Pada hari pertama masuk sekolah, biasanya energi positif akan terkumpul cukup besar. Rasa rindu akan sekolah, rindu kepada teman-teman mereka, juga rindu dengan pembelajaran di dalam kelas. Sehingga kesempatan itu saya manfaatkan untuk kegiatan menulis. Mereka saya bebaskan menulis tentang pengalaman apa saja yang menurut mereka menarik untuk diungkapkan melalui media tulisan.

Ada yang menceritakan tentang kisah ketika ikut kemah. Ada yang menceritakan ketika sedang jadi tim penolong.
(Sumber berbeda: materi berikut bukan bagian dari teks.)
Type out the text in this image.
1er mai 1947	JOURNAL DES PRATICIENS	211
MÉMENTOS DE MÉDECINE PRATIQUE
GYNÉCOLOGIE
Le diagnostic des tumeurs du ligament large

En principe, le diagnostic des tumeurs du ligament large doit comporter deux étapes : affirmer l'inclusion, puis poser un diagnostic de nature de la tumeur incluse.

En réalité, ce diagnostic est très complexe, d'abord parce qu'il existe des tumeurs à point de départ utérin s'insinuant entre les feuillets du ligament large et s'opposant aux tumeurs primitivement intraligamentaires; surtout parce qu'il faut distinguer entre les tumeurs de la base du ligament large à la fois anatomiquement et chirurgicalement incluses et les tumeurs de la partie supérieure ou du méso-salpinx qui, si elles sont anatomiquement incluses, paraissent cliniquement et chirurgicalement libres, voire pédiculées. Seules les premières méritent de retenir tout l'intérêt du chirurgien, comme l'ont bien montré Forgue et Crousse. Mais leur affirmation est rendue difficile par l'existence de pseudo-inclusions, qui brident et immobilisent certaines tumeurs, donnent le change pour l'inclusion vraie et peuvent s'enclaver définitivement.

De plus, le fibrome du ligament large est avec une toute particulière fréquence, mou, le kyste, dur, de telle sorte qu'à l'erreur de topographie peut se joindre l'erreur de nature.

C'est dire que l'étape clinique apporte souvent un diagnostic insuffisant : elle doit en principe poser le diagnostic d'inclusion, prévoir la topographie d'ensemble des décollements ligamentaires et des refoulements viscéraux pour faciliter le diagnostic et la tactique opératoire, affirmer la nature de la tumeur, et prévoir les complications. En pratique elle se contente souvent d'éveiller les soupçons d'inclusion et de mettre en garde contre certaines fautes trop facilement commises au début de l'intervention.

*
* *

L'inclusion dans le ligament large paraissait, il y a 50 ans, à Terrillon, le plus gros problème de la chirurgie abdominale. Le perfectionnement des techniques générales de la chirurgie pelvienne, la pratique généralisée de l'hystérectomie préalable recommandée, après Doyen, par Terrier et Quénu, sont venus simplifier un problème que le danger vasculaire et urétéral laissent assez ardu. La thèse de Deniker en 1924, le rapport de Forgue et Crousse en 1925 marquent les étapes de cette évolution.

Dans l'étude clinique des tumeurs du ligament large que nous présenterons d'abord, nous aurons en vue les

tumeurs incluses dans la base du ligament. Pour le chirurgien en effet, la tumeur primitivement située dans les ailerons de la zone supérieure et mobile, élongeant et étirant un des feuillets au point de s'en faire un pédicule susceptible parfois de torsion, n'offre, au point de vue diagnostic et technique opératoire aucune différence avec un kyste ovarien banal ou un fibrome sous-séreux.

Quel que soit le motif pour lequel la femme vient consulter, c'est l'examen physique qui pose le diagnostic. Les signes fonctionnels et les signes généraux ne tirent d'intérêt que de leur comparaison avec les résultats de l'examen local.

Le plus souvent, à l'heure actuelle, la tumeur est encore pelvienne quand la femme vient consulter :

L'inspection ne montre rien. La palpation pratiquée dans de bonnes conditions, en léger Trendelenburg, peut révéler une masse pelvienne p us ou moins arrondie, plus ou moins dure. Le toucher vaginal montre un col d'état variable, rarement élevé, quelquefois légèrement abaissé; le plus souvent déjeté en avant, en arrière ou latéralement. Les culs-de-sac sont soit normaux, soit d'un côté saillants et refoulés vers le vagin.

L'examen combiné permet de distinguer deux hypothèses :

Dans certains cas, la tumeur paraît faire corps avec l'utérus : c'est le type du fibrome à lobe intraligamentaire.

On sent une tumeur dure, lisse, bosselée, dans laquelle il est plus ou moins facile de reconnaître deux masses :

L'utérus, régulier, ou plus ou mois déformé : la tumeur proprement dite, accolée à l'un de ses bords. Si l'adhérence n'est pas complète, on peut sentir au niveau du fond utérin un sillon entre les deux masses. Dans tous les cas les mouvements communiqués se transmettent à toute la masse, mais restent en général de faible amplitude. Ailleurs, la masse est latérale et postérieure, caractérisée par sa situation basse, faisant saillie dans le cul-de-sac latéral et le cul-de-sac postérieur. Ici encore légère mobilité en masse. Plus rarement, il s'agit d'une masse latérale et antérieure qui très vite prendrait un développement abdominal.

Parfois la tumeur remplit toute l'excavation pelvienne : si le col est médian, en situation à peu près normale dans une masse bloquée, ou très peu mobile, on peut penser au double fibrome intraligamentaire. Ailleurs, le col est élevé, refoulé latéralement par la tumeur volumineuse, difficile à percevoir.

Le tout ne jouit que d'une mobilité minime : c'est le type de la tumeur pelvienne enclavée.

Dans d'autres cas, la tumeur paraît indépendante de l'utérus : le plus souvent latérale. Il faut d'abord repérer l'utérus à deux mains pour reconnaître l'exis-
Ada pula yang berkisah tentang ketika ibunya keguguruan. Saya senyam-senyum sendiri membaca tulisan mereka. Saya tidak bisa membaca tulisan mereka keras-keras karena mereka sudah berpesan agar saya tidak usah membacanya dengan bersuara. 
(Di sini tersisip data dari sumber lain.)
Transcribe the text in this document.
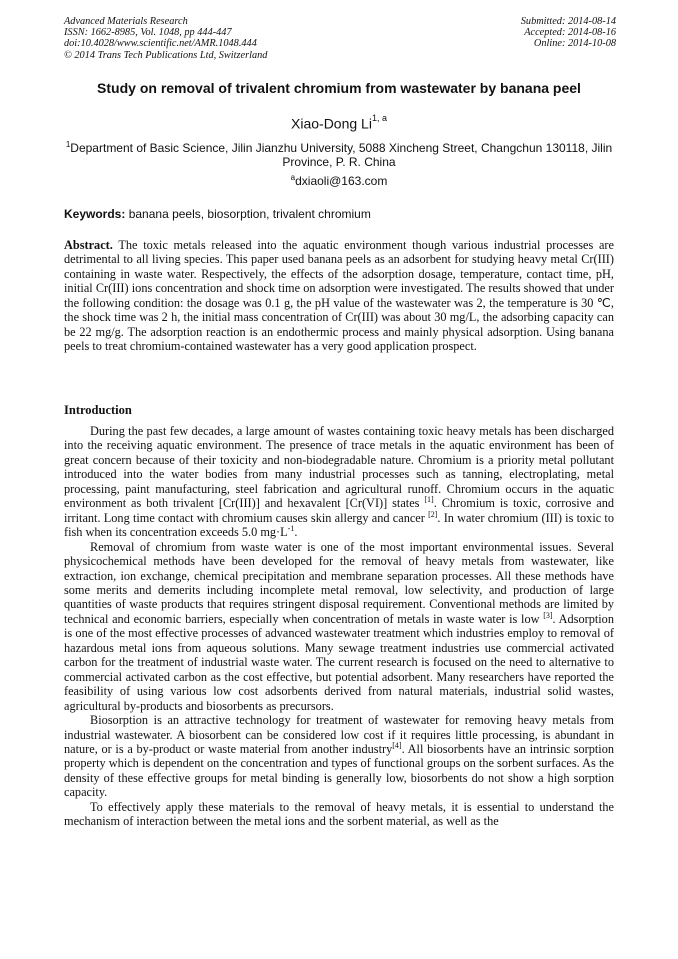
Advanced Materials Research
ISSN: 1662-8985, Vol. 1048, pp 444-447
doi:10.4028/www.scientific.net/AMR.1048.444
© 2014 Trans Tech Publications Ltd, Switzerland
Submitted: 2014-08-14
Accepted: 2014-08-16
Online: 2014-10-08
Study on removal of trivalent chromium from wastewater by banana peel
Xiao-Dong Li$^{1, a}$
$^1$Department of Basic Science, Jilin Jianzhu University, 5088 Xincheng Street, Changchun 130118, Jilin Province, P. R. China
$^a$dxiaoli@163.com
Keywords: banana peels, biosorption, trivalent chromium
Abstract. The toxic metals released into the aquatic environment though various industrial processes are detrimental to all living species. This paper used banana peels as an adsorbent for studying heavy metal Cr(III) containing in waste water. Respectively, the effects of the adsorption dosage, temperature, contact time, pH, initial Cr(III) ions concentration and shock time on adsorption were investigated. The results showed that under the following condition: the dosage was 0.1 g, the pH value of the wastewater was 2, the temperature is 30 ℃, the shock time was 2 h, the initial mass concentration of Cr(III) was about 30 mg/L, the adsorbing capacity can be 22 mg/g. The adsorption reaction is an endothermic process and mainly physical adsorption. Using banana peels to treat chromium-contained wastewater has a very good application prospect.
Introduction

During the past few decades, a large amount of wastes containing toxic heavy metals has been discharged into the receiving aquatic environment. The presence of trace metals in the aquatic environment has been of great concern because of their toxicity and non-biodegradable nature. Chromium is a priority metal pollutant introduced into the water bodies from many industrial processes such as tanning, electroplating, metal processing, paint manufacturing, steel fabrication and agricultural runoff. Chromium occurs in the aquatic environment as both trivalent [Cr(III)] and hexavalent [Cr(VI)] states [1]. Chromium is toxic, corrosive and irritant. Long time contact with chromium causes skin allergy and cancer [2]. In water chromium (III) is toxic to fish when its concentration exceeds 5.0 mg·L$^{-1}$.

Removal of chromium from waste water is one of the most important environmental issues. Several physicochemical methods have been developed for the removal of heavy metals from wastewater, like extraction, ion exchange, chemical precipitation and membrane separation processes. All these methods have some merits and demerits including incomplete metal removal, low selectivity, and production of large quantities of waste products that requires stringent disposal requirement. Conventional methods are limited by technical and economic barriers, especially when concentration of metals in waste water is low [3]. Adsorption is one of the most effective processes of advanced wastewater treatment which industries employ to removal of hazardous metal ions from aqueous solutions. Many sewage treatment industries use commercial activated carbon for the treatment of industrial waste water. The current research is focused on the need to alternative to commercial activated carbon as the cost effective, but potential adsorbent. Many researchers have reported the feasibility of using various low cost adsorbents derived from natural materials, industrial solid wastes, agricultural by-products and biosorbents as precursors.

Biosorption is an attractive technology for treatment of wastewater for removing heavy metals from industrial wastewater. A biosorbent can be considered low cost if it requires little processing, is abundant in nature, or is a by-product or waste material from another industry[4]. All biosorbents have an intrinsic sorption property which is dependent on the concentration and types of functional groups on the sorbent surfaces. As the density of these effective groups for metal binding is generally low, biosorbents do not show a high sorption capacity.

To effectively apply these materials to the removal of heavy metals, it is essential to understand the mechanism of interaction between the metal ions and the sorbent material, as well as the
Setelah peserta didik selesai menulis, giliran saya yang bercerita. Kebetulan pertemuan pertama itu tema pelajarannya adalah cerita inspiratif.

Saya mulai dari kisah seorang anak yang hidup di zaman perang dunia kedua yaitu Anne Prank. Seorang bocah berusia 14 tahun yang gemar menulis buku harian saat terjadinya pergolakan perang. Anne Prank dan keluarganya saat itu tinggal di sebuah gedung yang sempit. Dia tidak bisa keluar rumah karena takut akan serangan tentara Nazi. Sehingga berhari-hari berbulan-bulan hingga bertahun ia ada dalam gedung tersebut dalam kondisi yang sangat memperihatinkan. Persitiwa itu terjadi sekitar tahun 1942 – 1944. Pada kurun waktu itu juga Anne Prank menulis buku hariannya. Kemudian di tahun 1944 Anne Prank Jatuh sakit kemudian meninggal dunia. Setelah Anne Meninggal dunia ayahnya menemukan buku harian Anne Prank kemudian menerbitkannya. Buku yang diterbitkan dengan judul “The Diary of Anne Prank” tersebut menjadi best seller di Eropa dan Amerika di saat itu dan sampai juga hingga ke Asia. Kemudian buku fenomenal tersebut ditranslater ke lebih dari 50 bahasa di dunia.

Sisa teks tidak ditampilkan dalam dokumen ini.